事業の欲求は「キャッシュ」を確保して、「独自性」を出して、「社会へ影響」を与えること。
従業員の欲求は「生活水準」を上げて、「働きやすさ」を確保すること。
「働きがい」は会社が用意するものではなく、個人で見つけるものですが、最大限の歩み寄りをするという宣言をしています。
(これについてはまた奥が深いので別の記事にしたいと思います。)
「金が全てじゃねぇが、全てに金が必要だ。」(闇金ウシジマくん 29巻)
の言葉の通り、事業と従業員の最低限の欲求にお金が必要です。
しかし、お金は目的ではなく手段なので、より上位の欲求を目指すために順番を守って、相互的に利用し合う良い関係を築こうというルールを作りました。(必死の弁解)
(あえて「利用し合う」と書いており、ここについても奥が深いので別の記事に…)
組織に浸透しているかはさておき、核となる「共通の価値観やルール」ができあがりました。
あとはこれを制度として落とし込んで、組織文化として醸造していきます。
まず変えたのは採用方式
まず最初に採用の方法を大きく変えました。
具体的には「人に役割を与える」のではなく「役割に人を割り当てる」方式にしたことです。
外資系のジョブ・ディスクリプションです。
「何を当たり前のことを」と思われるかも知れませんが、この方式だと頭数が必要になるので創業直後ではなかなか選択できない方式です。
1人1役割だと人数が増える、1人複数役割だとそんなスーパーマンは市場になかなかいない、と絶妙なバランスです。

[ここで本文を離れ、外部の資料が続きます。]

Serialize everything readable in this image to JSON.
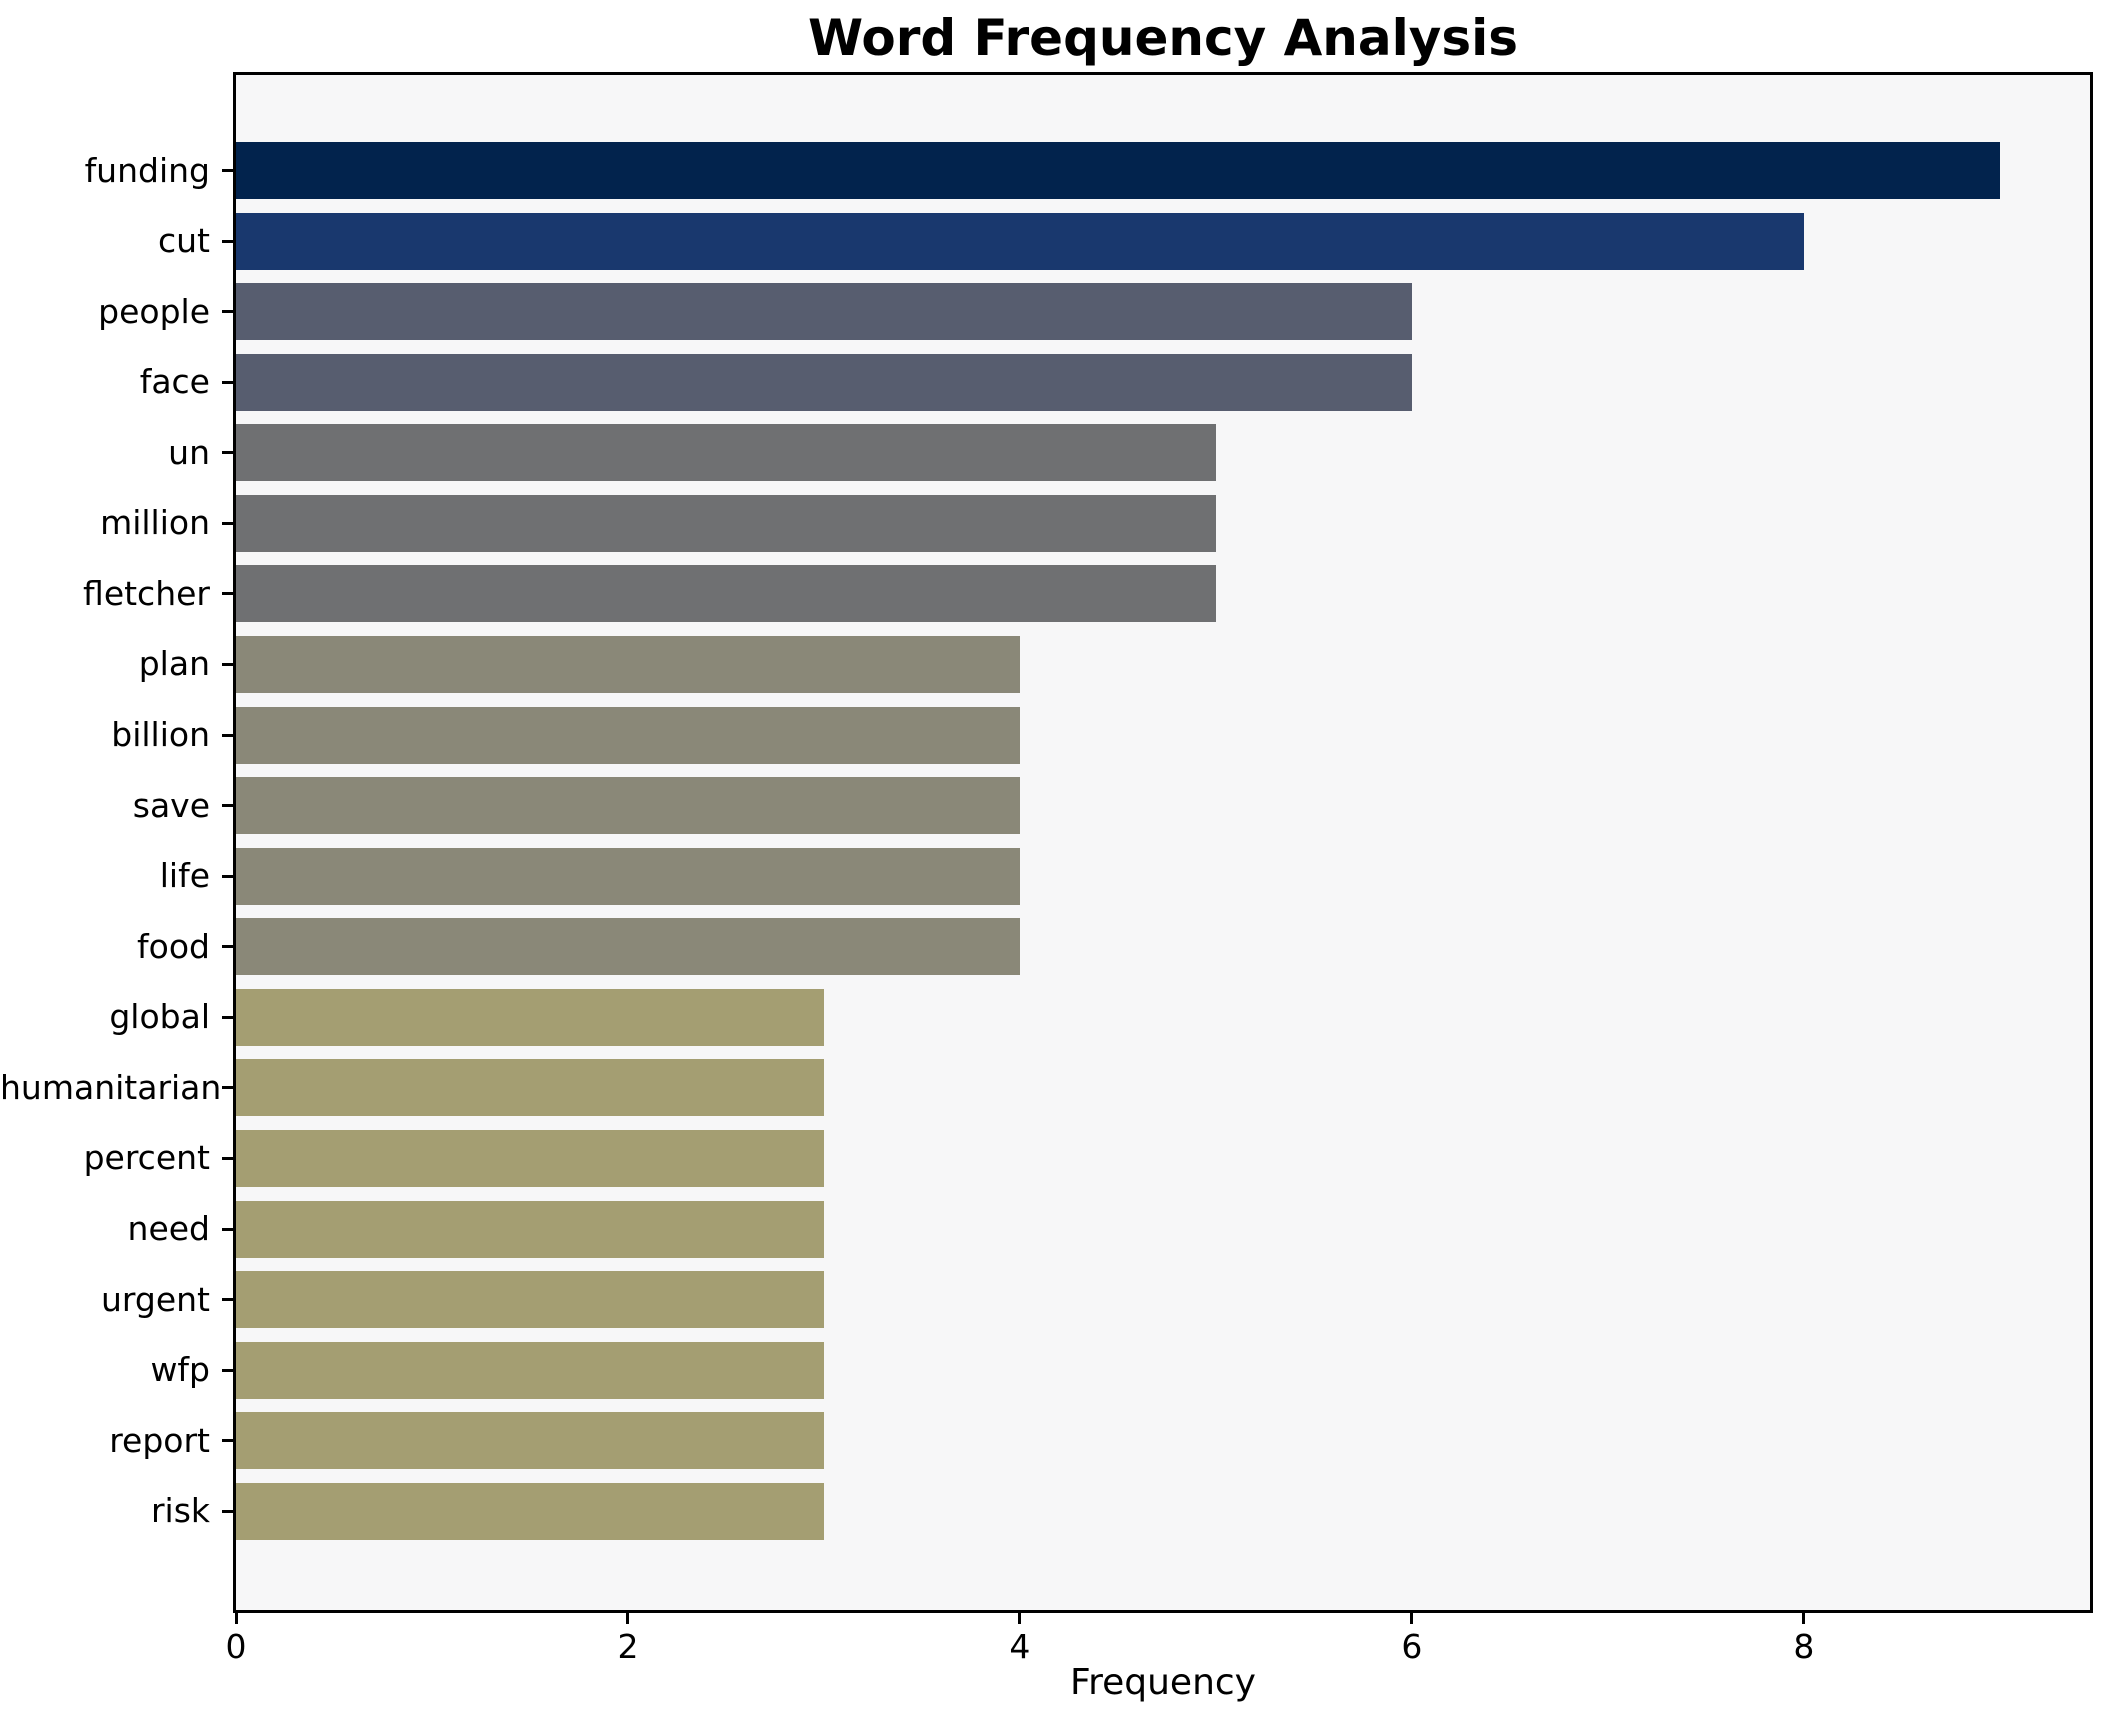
{
  "chart_data": {
    "type": "bar",
    "orientation": "horizontal",
    "title": "Word Frequency Analysis",
    "xlabel": "Frequency",
    "ylabel": "",
    "categories": [
      "funding",
      "cut",
      "people",
      "face",
      "un",
      "million",
      "fletcher",
      "plan",
      "billion",
      "save",
      "life",
      "food",
      "global",
      "humanitarian",
      "percent",
      "need",
      "urgent",
      "wfp",
      "report",
      "risk"
    ],
    "values": [
      9,
      8,
      6,
      6,
      5,
      5,
      5,
      4,
      4,
      4,
      4,
      4,
      3,
      3,
      3,
      3,
      3,
      3,
      3,
      3
    ],
    "bar_colors": [
      "#02234d",
      "#19386e",
      "#575d6f",
      "#575d6f",
      "#6f7072",
      "#6f7072",
      "#6f7072",
      "#8a8878",
      "#8a8878",
      "#8a8878",
      "#8a8878",
      "#8a8878",
      "#a49e72",
      "#a49e72",
      "#a49e72",
      "#a49e72",
      "#a49e72",
      "#a49e72",
      "#a49e72",
      "#a49e72"
    ],
    "x_ticks": [
      0,
      2,
      4,
      6,
      8
    ],
    "xlim": [
      0,
      9.46
    ],
    "grid": false,
    "legend": false,
    "colormap": "cividis",
    "plot_bg": "#f7f7f8",
    "figure_bg": "#ffffff",
    "spine_color": "#000000",
    "text_color": "#000000"
  }
}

少なくともオファーを出すときには「業務内容と責務」「権利」「報酬」を明文化して、期待値の擦り合わせを行いました。
そして始まる組織化
「役員」と「メンバー」の2階層から
「役員」「チームリーダー」「メンバー」の3階層にして
レポートラインをハッキリさせました。
ハッキリとは、直属の上司・直属の部下以外のコミュニケーションを断つことです。
部下は直属の上司にしか聞けないし、上司は直属の部下にしか指示ができないようにしました。

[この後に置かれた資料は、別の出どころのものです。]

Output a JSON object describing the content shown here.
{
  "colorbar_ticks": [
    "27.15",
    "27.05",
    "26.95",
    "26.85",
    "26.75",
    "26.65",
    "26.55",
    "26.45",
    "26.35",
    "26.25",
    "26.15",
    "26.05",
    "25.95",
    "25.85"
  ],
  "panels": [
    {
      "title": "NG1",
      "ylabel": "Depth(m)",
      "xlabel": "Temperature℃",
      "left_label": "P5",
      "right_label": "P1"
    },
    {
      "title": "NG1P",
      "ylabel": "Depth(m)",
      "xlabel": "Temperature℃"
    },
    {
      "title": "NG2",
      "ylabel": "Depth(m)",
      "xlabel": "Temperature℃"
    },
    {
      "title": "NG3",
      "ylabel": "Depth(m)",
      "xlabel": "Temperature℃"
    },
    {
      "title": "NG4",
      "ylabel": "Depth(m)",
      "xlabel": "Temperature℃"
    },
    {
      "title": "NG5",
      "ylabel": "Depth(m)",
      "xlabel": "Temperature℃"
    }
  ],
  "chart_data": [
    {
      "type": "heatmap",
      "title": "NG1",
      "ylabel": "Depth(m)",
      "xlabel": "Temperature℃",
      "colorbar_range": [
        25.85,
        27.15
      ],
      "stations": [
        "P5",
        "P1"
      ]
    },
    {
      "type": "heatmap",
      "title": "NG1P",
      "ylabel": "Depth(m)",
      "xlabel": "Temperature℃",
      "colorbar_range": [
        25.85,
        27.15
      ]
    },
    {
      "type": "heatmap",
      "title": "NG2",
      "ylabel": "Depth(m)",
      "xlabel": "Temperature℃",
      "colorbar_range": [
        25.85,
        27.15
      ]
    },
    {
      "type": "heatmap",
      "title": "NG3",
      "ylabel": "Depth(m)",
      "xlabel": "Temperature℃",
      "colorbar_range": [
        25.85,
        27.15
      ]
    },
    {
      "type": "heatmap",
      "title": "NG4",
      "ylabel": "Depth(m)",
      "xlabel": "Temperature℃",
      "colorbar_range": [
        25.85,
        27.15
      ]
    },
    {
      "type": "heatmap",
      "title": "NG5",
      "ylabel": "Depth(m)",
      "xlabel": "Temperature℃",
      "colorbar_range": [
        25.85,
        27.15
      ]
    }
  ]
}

そんなことをしたらサイロ化が進むのではないか?という懸念がありましたが、組織を作る上では「縦割り」と「横割り」はずっと繰り返すしかないと結論づけています。
「縦割りすぎるなー」と思ったら横割り施策を実施し
「レポートラインが崩れてきたなー」と思ったら縦割り施策を実施するといった具合です。

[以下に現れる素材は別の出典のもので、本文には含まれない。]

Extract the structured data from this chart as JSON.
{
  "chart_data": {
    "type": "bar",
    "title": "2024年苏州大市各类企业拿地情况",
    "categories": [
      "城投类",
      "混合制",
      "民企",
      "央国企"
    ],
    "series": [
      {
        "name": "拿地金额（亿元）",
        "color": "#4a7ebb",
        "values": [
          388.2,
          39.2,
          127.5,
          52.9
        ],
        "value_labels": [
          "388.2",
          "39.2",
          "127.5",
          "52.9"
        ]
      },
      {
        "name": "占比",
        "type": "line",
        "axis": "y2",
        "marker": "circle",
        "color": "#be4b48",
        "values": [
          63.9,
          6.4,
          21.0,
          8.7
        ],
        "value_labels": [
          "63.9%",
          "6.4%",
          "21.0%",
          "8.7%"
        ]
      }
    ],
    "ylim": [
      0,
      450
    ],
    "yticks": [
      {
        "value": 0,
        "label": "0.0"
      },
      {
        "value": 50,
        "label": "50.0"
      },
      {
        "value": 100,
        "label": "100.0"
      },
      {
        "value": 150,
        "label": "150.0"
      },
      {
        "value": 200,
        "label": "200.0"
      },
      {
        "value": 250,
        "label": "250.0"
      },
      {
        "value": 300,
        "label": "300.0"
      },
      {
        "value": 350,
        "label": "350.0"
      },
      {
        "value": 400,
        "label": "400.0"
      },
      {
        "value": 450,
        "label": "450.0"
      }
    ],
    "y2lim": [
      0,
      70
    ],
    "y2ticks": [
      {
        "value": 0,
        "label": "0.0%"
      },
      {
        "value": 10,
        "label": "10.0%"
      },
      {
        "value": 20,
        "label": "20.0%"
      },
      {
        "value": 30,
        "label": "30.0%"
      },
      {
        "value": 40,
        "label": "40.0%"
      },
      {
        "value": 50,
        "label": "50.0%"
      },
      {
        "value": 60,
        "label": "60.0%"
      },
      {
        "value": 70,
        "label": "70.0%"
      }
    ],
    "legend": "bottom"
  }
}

4期目の今では「役員」「マネージャー」「チームリーダー」「メンバー」の4階層となり、もうすぐ「役員」「マネージャー」「セクションリーダー」「チームリーダー」「メンバー」の5階層になりそうな雰囲気があります。
レポートラインがしっかりしてきたので「組織横断機能」として経営戦略部の立ち上げを行いました。
これでレポートラインが崩れてきたら、また縦割り施策を行います。
業務整理としてのサービス化
アンドゲートではプロジェクト推進サービス「ダンドル」を提供しています。
![画像2](https://assets.st-note.com/production/uploads/images/54777855/picture_pc_6438f0bb0d2ab91233d152c561e0875d.png)
実はこのサービス、最初は市場向けではなくメンバー向けの業務整理の一環として作られました。
上記の「こんな仕事までやらなきゃいけないんですか?」に対するアンサーです。
やること・やらないことが曖昧だからこそ、メンバーに迷いが出るのだと考えました。
そんな状態では顧客からしても期待値が合わず発注しにくい、発注したとしてもトラブルの原因になると考え、やること・やらないことを書き出して「ダンドル」という名前をつけました。
その結果、顧客からの期待値が擦り合うようになり、メンバーからしても「範囲外の仕事」を断りやすくなりました。
業務が洗い出され役割が明確になったため、必要なスキルセットも特定でき、採用の効率が上がりました。
一時は組織が崩壊しましたが、そのおかげで「組織化」と「サービス化」
そして何より「多様性」の定義ができたことが一番の収穫でした。
事業運営・組織作りで同じ苦痛を味わう人が一人でも減りますように。